A breakdown of the Oscars
By Caitlin LeRoux
Online Editor

Photo from Billboard.com
Photo from Billboard.com

Stars flooded the red carpet Sunday Feb.22, for the 87th Annual Academy Awards to celebrate the best film work of the past year led by funnyman and host Neil Patrick Harris. Harris opened the show with a riotous musical number, showcasing his charismatic talents and celebrating some of the greatest moments in the history of film.

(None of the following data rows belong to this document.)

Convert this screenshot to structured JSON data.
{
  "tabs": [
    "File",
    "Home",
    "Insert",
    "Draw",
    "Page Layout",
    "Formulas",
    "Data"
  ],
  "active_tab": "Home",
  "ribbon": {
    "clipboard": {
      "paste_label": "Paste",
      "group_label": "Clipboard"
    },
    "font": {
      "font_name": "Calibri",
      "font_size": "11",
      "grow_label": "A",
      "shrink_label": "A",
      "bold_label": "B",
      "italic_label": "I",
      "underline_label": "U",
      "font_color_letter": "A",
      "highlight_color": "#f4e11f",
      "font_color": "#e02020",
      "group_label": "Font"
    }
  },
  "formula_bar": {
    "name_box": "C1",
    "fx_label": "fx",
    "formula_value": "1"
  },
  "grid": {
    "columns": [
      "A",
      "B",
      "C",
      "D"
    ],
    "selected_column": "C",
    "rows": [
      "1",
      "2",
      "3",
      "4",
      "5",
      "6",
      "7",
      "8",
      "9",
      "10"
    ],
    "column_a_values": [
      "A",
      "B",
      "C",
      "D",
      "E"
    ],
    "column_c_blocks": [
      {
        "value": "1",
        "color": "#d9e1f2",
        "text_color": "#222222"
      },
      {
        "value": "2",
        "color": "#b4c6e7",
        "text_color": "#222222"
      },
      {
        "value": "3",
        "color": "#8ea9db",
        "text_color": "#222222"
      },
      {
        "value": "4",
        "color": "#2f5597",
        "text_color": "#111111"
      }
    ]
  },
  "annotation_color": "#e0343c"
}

In honor of the 50th anniversary for one of the most iconic films in history, “The Sound of Music,” a medley of the film’s greatest songs, such as the title song and “Climb Ev’ry Mountain,” was performed by Lady Gaga. After, Julie Andrews made a surprise appearance to pay tribute to her role as Maria in the film. Andrews responded to the standing ovation upon her entrance with a heartfelt speech about the effect of the role on her life and what a blessing it was for her.
Some of the biggest buzz surrounding the winners of the night was especially unique, with most of the major awards coming from films with relatively small budgets and box office revenues. Indie film “Birdman” had a budget of only $16.5 million, yet tied for the most awards of the night at four, with two of those including “Best Picture” and “Best Director” for Alejandro Iñàrritu. Another lower budget film “Still Alice” helped Julianne Moore to win the award for “Best Actress” for her role as the title character.
The awards also served as a platform for political stances, with winner Patricia Arquette delivering a speech urging for the equality of woman in the workplace, with many stars including Meryl Streep, nearly jumping out of their seats in support.
A moving moment came when “Best Original Song” winners Common and John Legend performed “Glory” and stressed racial equality upon their acceptance, leading to a standing ovation from the audience.
The Oscars are continually the most watched award show of the season with millions of viewers tuning in each year for the big reveal. This award show ultimately proves just how important films still are in our society, especially as a form of art and expression that is universal to everyone.